The remark wasn’t just defensive—it was diagnostic. Because India’s position has been consistent: energy decisions will be guided by national interest, affordability, and supply security. Not by shifting political pressure.

The criticism, however, hasn’t been consistent. At the same discussion, a journalist accused India of being “too sympathetic to Russia” and “too willing” to buy its oil.

Jaishankar’s response was blunt. Circumstances dictated choices. Markets dictated flows. And Europe’s own decisions had consequences for others. When Europe turned away from Russian oil, it didn’t disappear. It moved. And India absorbed part of that shift. In doing so, it didn’t just shield its own economy from inflation shocks.
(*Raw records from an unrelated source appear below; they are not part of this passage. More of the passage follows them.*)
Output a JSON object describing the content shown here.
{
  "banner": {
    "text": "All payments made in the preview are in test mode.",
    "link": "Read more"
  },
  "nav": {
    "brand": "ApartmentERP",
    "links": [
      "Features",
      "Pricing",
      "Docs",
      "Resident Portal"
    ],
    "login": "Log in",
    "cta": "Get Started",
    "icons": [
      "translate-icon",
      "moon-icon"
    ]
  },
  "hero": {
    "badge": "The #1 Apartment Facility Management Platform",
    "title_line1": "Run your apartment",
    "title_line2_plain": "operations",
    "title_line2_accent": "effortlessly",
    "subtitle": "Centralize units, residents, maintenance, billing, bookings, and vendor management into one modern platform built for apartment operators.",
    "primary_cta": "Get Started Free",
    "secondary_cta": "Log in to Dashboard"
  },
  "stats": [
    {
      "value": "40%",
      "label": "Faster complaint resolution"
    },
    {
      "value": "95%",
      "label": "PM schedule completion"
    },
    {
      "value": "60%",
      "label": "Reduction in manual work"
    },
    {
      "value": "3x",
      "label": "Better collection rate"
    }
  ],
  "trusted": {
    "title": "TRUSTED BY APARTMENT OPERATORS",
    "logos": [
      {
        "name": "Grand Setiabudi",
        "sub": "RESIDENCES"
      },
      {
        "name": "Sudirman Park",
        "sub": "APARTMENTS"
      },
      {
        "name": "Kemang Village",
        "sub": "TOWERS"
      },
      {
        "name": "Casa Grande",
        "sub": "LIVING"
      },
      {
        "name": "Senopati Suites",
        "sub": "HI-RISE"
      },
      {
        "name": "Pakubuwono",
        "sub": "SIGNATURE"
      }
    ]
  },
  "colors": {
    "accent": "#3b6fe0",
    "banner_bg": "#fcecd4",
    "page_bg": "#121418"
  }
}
It also eased pressure on global supply—preventing a tighter squeeze that could have pushed prices far higher.

That’s the part often left out. India wasn’t just buying oil. It was balancing a system. Today, Russia remains a key crude supplier. The United States, meanwhile, is India’s top source of natural gas—evidence of a strategy that isn’t ideological, but diversified.

And the broader market? Still adjusting. Still “derisking” from traditional hubs like the Gulf. But the bigger takeaway isn’t about barrels or trade routes. It’s about timing. When the world needed stability, India was asked to act. When the situation shifted, the narrative did too.

India didn’t. It bought when it made sense. It held when it mattered. And now, it’s pushing back.